Iran Showdown

on April 12, 2006 with 0 comments »

Irony that Bush is considering dropping nukes to prevent Iran from developing nukes..bizarre logic, huh?

Looks like it is showdown time with Iran!

President Mahmoud Ahmadinejad declared on Tuesday (April 11th) that Iran has joined the nuclear club by claiming a breakthrough in enriching uranium on a small scale for the first time had succeeded on a small scale in enriching uranium, a key step in generating fuel for a reactor or fissile material for a bomb. The U.N. Security Council has demanded that Iran stop all enrichment activity because of suspicions the program's aim is to make weapons. However, Iran has said that it intends to expand its uranium enrichment program and enrich uranium on a scale hundreds of times larger than its current level, signaling its resolve to expand a program that various world leaders across the international community, insist it halt. Ahmadinejad in turn has asked the
“corrupt powers” to disarm.

Fuel grade vs. Weapons grade Uranium enrichment - Understanding the differences & the science.
The Iranians claim to have produced enriched uranium "to the 3.5% level". That is pure enough to use as nuclear fuel, though nowhere near what would be needed to make a bomb. Experts say the bank of 164 centrifuges that the Iranians used is not enough to churn out significant amounts.

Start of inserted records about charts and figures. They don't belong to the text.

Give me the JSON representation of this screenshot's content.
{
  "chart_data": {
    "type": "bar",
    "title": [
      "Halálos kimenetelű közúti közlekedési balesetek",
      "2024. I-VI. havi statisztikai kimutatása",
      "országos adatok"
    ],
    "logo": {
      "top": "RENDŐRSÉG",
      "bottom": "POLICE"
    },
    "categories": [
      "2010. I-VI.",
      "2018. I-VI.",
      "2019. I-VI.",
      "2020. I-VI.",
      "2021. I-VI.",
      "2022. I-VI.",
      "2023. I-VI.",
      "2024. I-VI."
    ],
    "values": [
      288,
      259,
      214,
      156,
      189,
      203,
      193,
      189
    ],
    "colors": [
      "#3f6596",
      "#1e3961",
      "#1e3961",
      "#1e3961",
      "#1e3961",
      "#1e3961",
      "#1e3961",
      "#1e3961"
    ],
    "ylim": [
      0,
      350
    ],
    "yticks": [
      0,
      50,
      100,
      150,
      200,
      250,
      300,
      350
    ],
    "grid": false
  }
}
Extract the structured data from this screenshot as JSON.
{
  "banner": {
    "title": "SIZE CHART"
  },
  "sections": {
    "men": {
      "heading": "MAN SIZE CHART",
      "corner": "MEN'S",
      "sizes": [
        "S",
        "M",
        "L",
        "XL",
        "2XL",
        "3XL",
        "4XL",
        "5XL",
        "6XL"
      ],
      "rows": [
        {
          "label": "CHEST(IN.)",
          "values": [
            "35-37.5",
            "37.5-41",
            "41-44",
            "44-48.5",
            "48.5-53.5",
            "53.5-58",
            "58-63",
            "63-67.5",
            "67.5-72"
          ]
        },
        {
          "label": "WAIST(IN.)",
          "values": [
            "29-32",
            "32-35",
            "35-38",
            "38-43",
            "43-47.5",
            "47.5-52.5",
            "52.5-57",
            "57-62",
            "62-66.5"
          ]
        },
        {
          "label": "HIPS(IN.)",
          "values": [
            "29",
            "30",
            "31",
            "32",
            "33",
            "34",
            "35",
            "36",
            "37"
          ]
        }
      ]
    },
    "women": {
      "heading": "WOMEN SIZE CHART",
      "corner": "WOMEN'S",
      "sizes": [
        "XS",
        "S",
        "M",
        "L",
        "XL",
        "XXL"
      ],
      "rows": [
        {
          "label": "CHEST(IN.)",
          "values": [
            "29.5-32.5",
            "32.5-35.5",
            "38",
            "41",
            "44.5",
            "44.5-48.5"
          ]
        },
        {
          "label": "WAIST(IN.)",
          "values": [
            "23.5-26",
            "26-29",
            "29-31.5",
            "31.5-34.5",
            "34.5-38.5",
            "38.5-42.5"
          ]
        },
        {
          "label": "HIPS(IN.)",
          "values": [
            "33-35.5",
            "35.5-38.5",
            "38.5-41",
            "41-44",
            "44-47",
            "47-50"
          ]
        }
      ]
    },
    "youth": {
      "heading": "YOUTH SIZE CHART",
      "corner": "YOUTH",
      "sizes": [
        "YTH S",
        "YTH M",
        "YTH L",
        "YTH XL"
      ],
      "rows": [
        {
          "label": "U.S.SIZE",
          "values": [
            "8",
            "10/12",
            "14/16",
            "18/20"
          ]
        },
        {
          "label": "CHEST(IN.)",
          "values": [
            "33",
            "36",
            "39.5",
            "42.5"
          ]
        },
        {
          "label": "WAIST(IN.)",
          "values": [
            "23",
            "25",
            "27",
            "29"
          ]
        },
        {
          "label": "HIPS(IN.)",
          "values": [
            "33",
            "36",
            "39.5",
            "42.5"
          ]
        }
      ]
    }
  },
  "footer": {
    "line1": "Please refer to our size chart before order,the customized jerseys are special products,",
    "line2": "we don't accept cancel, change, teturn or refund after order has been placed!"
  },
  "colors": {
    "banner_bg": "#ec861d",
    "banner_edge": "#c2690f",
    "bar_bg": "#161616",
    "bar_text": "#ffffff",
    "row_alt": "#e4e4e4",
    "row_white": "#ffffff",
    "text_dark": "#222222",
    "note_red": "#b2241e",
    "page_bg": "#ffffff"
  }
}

Seymour Hersh, America's best known investigative journalist, has repeatedly been saying that Iran is in the US cross-hairs. In the latest New Yorker magazine, he concludes once again that the Bush administration is even considering the use of a tactical nuclear weapon against deep Iranian bunkers, but that top generals in the Pentagon are attempting to take that option off the table.

Among the revelations in Hersh's article:

  • "One of the military's initial option plans ... calls for the use of a bunker-buster tactical nuclear weapon, such as the B61-11, against underground nuclear sites." Hersh reported that a lack of "reliable intelligence" on certain underground sites "leaves military planners, given the goal of totally destroying the sites, little choice but to consider the use of tactical nuclear weapons."

  • According to a "former senior intelligence official," the "attention given to the nuclear option has created serious misgivings inside the offices of the Joint Chiefs of Staff ... and some officers have talked about resigning." The official also said that the Joint Chiefs "sought to remove the nuclear option from the evolving war plans for Iran," but were unsuccessful.

  • According to a "senior Pentagon adviser on the war on terror," even though the Joint Chiefs "had agreed to give President Bush a formal recommendation stating that they are strongly opposed to considering the nuclear option for Iran," the "idea of using tactical nuclear weapons ... has gained support from the Defense Science Board, an advisory panel whose members are selected by Secretary of Defense Donald Rumsfeld."

Similarly, an April 9 Washington Post article by staff writers Peter Baker, Dafna Linzer, and Thomas E. Ricks noted that "Pentagon planners are studying how to penetrate eight-foot-deep targets and are contemplating tactical nuclear devices." - From Media Matters


Bush has however dismissed this saying that any talk about an inevitable strike on Iran is "wild speculation." However, Mr. Bush has remained steadfast in his statements that a nuclear Iran is unacceptable and "no option is off the table" to prevent it.

So,
Is Iran next?, wonders Mark Sappenfield, staff writer of The Christian Science Monitor, as he analyzes the calculus of military strike while Fred Kaplan at Slate tries to decode the options - Are We Really Going To Nuke Iran?
(Earlier last week, he wondered if
'Washington and Tehran are playing a game of global chicken')

The US is planning military action against Iran because George Bush is intent on regime change in Tehran - and not just as a contingency if diplomatic efforts fail to halt its suspected nuclear weapons programme, it was reported yesterday.

Why dropping nukes may not be the best way for President Bush to 'save' Iran or secure his place in history , argues Stuart Jeffries.